A more recent report which also demonstrated the impact of leadership communication, but this time in the context of employee listening, was from the excellent Employee Listening Project being run by Dr Kevin Ruck, Mike Pounsford and Howard Krais. In their third Who’s Listening report a key finding is that leaders are more critical than line managers in creating organisations that get the most out of employee listening. This is important in the context of another finding, that listening drives organisational performance, with the report containing some statistically significant evidence that listening to employees is most strongly associated with generating ideas to improve how people work and managing change effectively.

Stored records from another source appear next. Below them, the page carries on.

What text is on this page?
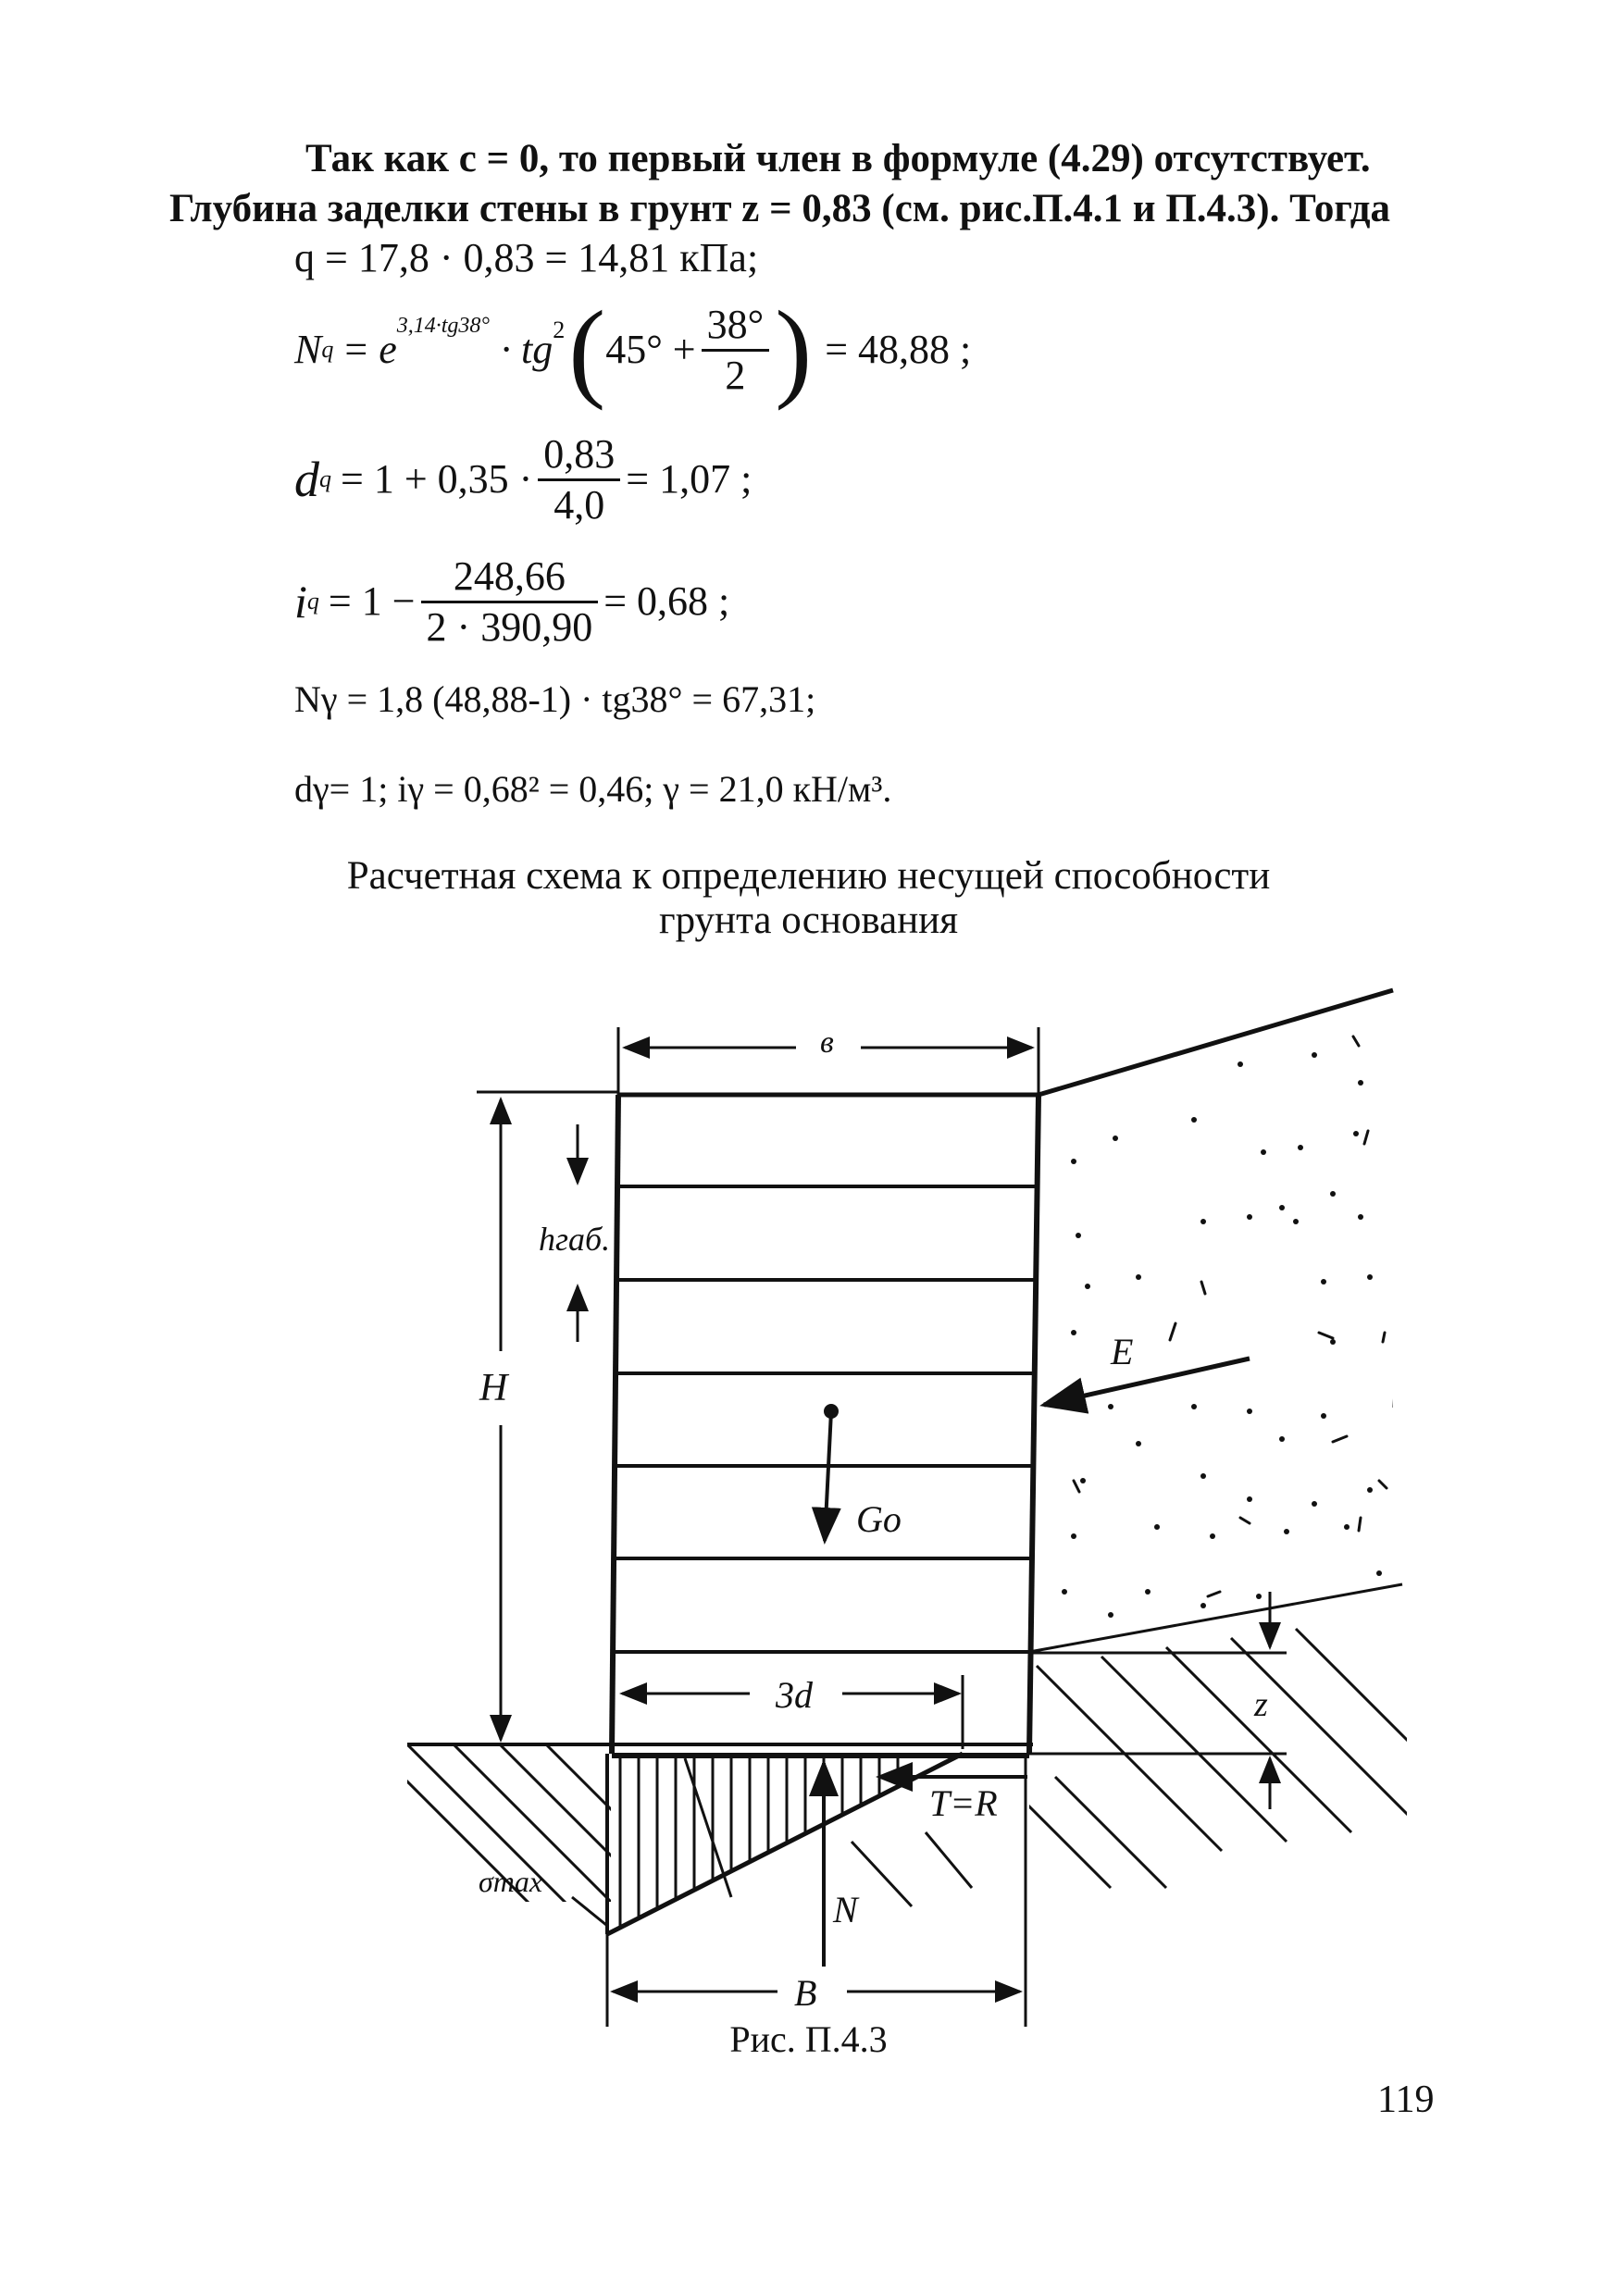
Так как c = 0, то первый член в формуле (4.29) отсутствует.
Глубина заделки стены в грунт z = 0,83 (см. рис.П.4.1 и П.4.3). Тогда
q = 17,8 · 0,83 = 14,81 кПа;
N q = e
$^{3,14\cdot tg38^\circ}$
· $tg^2$ ( $45^\circ + \frac{38^\circ}{2}$ ) = 48,88 ;
d $q = 1 + 0,35 \cdot \frac{0,83}{4,0} = 1,07$ ;
i $q = 1 - \frac{248,66}{2 \cdot 390,90} = 0,68$ ;
Nγ = 1,8 (48,88-1) · tg38° = 67,31;
dγ= 1; iγ = 0,68² = 0,46; γ = 21,0 кН/м³.
Расчетная схема к определению несущей способности
грунта основания
в
hгаб.
H
E
Go
3d	z
T=R
σmax
N
B
Рис. П.4.3
119
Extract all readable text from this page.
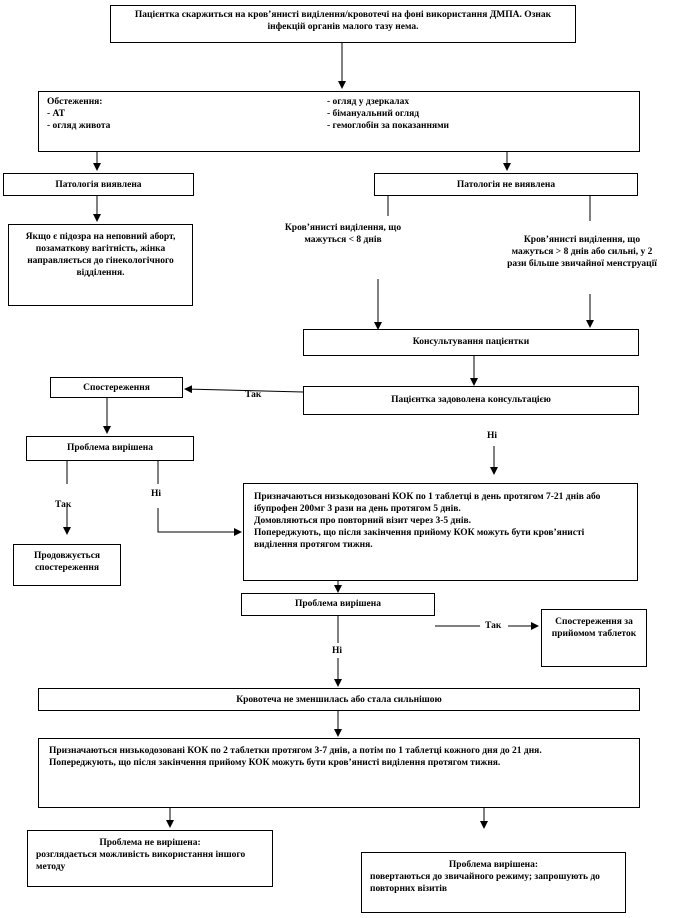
Пацієнтка скаржиться на кров’янисті виділення/кровотечі на фоні використання ДМПА. Ознак інфекцій органів малого тазу нема.
Обстеження:
- АТ
- огляд живота
- огляд у дзеркалах
- бімануальний огляд
- гемоглобін за показаннями
Патологія виявлена	Патологія не виявлена
Якщо є підозра на неповний аборт, позаматкову вагітність, жінка направляється до гінекологічного відділення.
Кров’янисті виділення, що мажуться < 8 днів	Кров’янисті виділення, що мажуться > 8 днів або сильні, у 2 рази більше звичайної менструації
Консультування пацієнтки
Спостереження
Пацієнтка задоволена консультацією
Так
Ні
Проблема вирішена
Так
Ні
Продовжується спостереження
Призначаються низькодозовані КОК по 1 таблетці в день протягом 7-21 днів або ібупрофен 200мг 3 рази на день протягом 5 днів.
Домовляються про повторний візит через 3-5 днів.
Попереджують, що після закінчення прийому КОК можуть бути кров’янисті виділення протягом тижня.
Проблема вирішена
Так
Ні
Спостереження за прийомом таблеток
Кровотеча не зменшилась або стала сильнішою
Призначаються низькодозовані КОК по 2 таблетки протягом 3-7 днів, а потім по 1 таблетці кожного дня до 21 дня.
Попереджують, що після закінчення прийому КОК можуть бути кров’янисті виділення протягом тижня.
Проблема не вирішена:
розглядається можливість використання іншого методу	Проблема вирішена:
повертаються до звичайного режиму; запрошують до повторних візитів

Despite all of this, in practice and the actual circumstances of the organisations we work in, sometimes we need to acknowledge that some leaders are SPOFs and carefully manage their role in communication activities, or in extreme cases exclude them from it altogether in the spirit of damage limitation.
I’ve written before that there are more ways for internal communicators to foster influential relationships and create impactful communication, beyond relying on interactions with leaders. We don’t need that elusive seat at the boardroom table, or to always rely on leaders as communicators to get things done. They are a part of the communications mix, not the sole channel, which is why I sometimes get frustrated with the dominance of the discussion in our industry about leadership communication, almost to the exclusion of everything else.
To quote Wikipedia again ‘Systems can be made robust by adding redundancy in all potential SPOFs. Redundancy can be achieved at various levels.’
In other words, and in the context of internal communication, we need to have a healthy and meaningful channel mix which is not overly reliant on one thing.
How to spot a SPOF
Back to those SPOFs. There are many others in organisations which stop us doing our jobs effectively. Some would cite ‘line managers’ (another slightly obsessional topic for us), awful technology, or even a complete lack of definition and understanding about what internal communication is actually for in the organisation.
Whatever the SPOF is, generalising its definition is unhelpful in finding a solution. We need to clearly understand why it is a SPOF and what we can do about it.
Earlier this week I attended an excellent session with Jenni Field of Redefining Comms. Jenni has recently had her first book published, Influential Internal Communication, including ‘The Field Model’ which can be used to ‘Understand, Diagnose and Fix’ issues.
I thought the model was very relatable and transferrable to all kinds of situational analysis and it reminded me that to properly fix a problem (or identify a SPOF) you really need to understand it before implementing a solution.
I think that sometimes internal communicators are railroaded by stakeholders (including leaders) into remedies for problems in organisations when there is a complete lack of understanding about why the problem exists in the first place.
How many times as an internal communicator, in a discussion about a problem, have you heard something along the lines of ‘we need to fix this, or join it up, with the communications’ or ‘we just need more communication around here’.
Is more and more communication, that is not grounded in understanding and planning, ever really an effective solution?